II – De la détention du savoir et de sa transmission

 

« Les filles de mon entourage, elles en parlent pas trop, parce que j’ai pas arrêté de leur poser des questions sur leur accouchement, elles me disent non, ça va !”. Et en fait non, parce qu’une fois que j’ai accouché et que j’ai un peu parlé avec elles, elles me disent non mais en fait c’était horrible”, mais elles le disent après, moi j’aurais préféré le savoir avant ! »

Parmi les thèmes dégagés d’entretiens de recherche menés en maternité dans le cadre d’un travail de doctorat[44], ceux du savoir et de la transmission occupent une place particulièrement importante, et s’entendent dans les paroles de nombreuses femmes. Les paroles rapportées ici en constituent un exemple, dans lequel se perçoit alors la façon dont, pour certaines femmes, un savoir sur l’accouchement est venu à manquer, parfois jusqu’à faire violence.
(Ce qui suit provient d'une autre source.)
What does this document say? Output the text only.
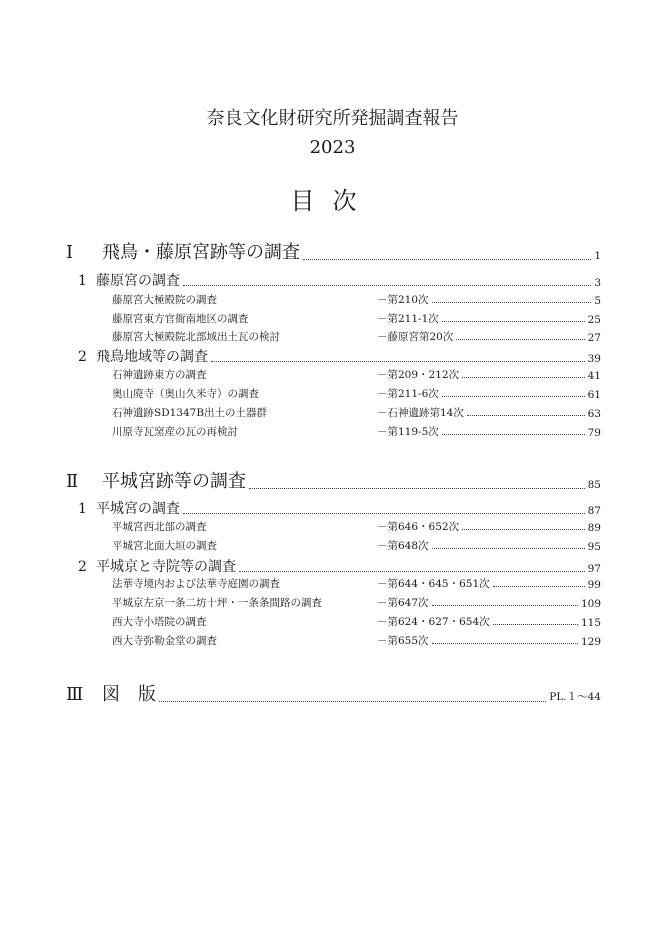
奈良文化財研究所発掘調査報告
2023
目次
Ⅰ 飛鳥・藤原宮跡等の調査	1
1 藤原宮の調査	3
藤原宮大極殿院の調査	－第210次	5
藤原宮東方官衙南地区の調査	－第211‐1次	25
藤原宮大極殿院北部域出土瓦の検討	－藤原宮第20次	27
2 飛鳥地域等の調査	39
石神遺跡東方の調査	－第209・212次	41
奥山廃寺（奥山久米寺）の調査	－第211‐6次	61
石神遺跡SD1347B出土の土器群	－石神遺跡第14次	63
川原寺瓦窯産の瓦の再検討	－第119‐5次	79
Ⅱ 平城宮跡等の調査	85
1 平城宮の調査	87
平城宮西北部の調査	－第646・652次	89
平城宮北面大垣の調査	－第648次	95
2 平城京と寺院等の調査	97
法華寺境内および法華寺庭園の調査	－第644・645・651次	99
平城京左京一条二坊十坪・一条条間路の調査	－第647次	109
西大寺小塔院の調査	－第624・627・654次	115
西大寺弥勒金堂の調査	－第655次	129
Ⅲ 図　版	PL.１～44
Dans ces phrases est évoquée une forme de tabou que l’on retrouve régulièrement dans les entretiens, couplée d’un appel à des figures féminines proches – mère, tante, grand-mère, amie, etc. – qui auraient entretenu un secret jusqu’à ce que la femme soit elle-même initiée.
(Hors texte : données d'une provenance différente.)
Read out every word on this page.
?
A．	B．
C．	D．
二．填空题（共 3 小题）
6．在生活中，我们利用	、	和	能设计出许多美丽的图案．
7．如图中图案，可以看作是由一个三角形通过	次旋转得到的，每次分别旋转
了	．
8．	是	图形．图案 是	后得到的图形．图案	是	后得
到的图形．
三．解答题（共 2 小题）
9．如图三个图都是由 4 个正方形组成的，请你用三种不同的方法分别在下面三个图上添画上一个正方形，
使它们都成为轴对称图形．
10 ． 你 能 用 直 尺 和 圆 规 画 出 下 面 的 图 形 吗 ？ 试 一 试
La question du savoir et des modalités de sa transmission, quand il est possible de la rattacher à ses impacts sur le vécu d’une expérience à travers les paroles des personnes concernées, prend alors toute son épaisseur. Ainsi, si les femmes, et notamment celles de l’entourage, sont souvent perçues par les femmes enceintes comme les relais de la transmission d’une expérience de l’accouchement, celle-ci fait malgré tout défaut et une rupture s’exprime dans la diffusion de ce savoir : l’appel aux figures féminines que l’on entend dans la phrase citée ici se heurte à un silence ou à une minimisation qui ne permet pas de soutenir l’expérience subjective. Dans cet exemple, malgré de nombreuses questions de la part de la femme enceinte, la minimisation ne peut être dépassée qu’après l’accouchement. Le savoir d’expérience ne semble alors pas perçu socialement comme support possible de compréhension et de représentation de l’événement à venir, mais ne peut se dire que dans un partage réciproque d’expériences : paradoxalement, pour obtenir le savoir empirique, il faudrait avoir soi-même vécu au préalable l’expérience qu’il concerne, ce qui lui retire sa potentialité de mise en sens dans l’anticipation de l’accouchement. Ces modalités de transmission – ou de non-transmission – peuvent ainsi être reliées à ce que nous avons évoqué de l’histoire du savoir en obstétrique, de sa trajectoire et des déplacements qui la caractérisent, et pourraient même en être la manifestation : en incarnant le savoir légitime sur l’accouchement, l’obstétrique n’entre pas dans un champ de savoirs dans lequel chacun aurait une place équivalente, elle s’en fait le canal principal, ne permettant pas aux formes de savoir empirique et féminin de prendre une place suffisante dans la transmission. Avec la médicalisation, « de sujets sachants, les femmes se convertirent progressivement en objets de savoir »[45] : l’arrivée de la médecine sur la scène de l’accouchement, créant par sa constitution ces deux pôles et les rendant incompatibles, effacent la possibilité d’un savoir empirique subjectivant. De ce fait, le savoir d’expérience plus spécifiquement détenu par les femmes est perçu autant par les soignant.e.s que par les femmes elles-mêmes comme moins fiable, voire parfois comme source d’angoisse : si les récits d’accouchement ne se disent qu’à demi-mots, c’est notamment pour « ne pas traumatiser les autres », comme le formulait une autre femme en entretien.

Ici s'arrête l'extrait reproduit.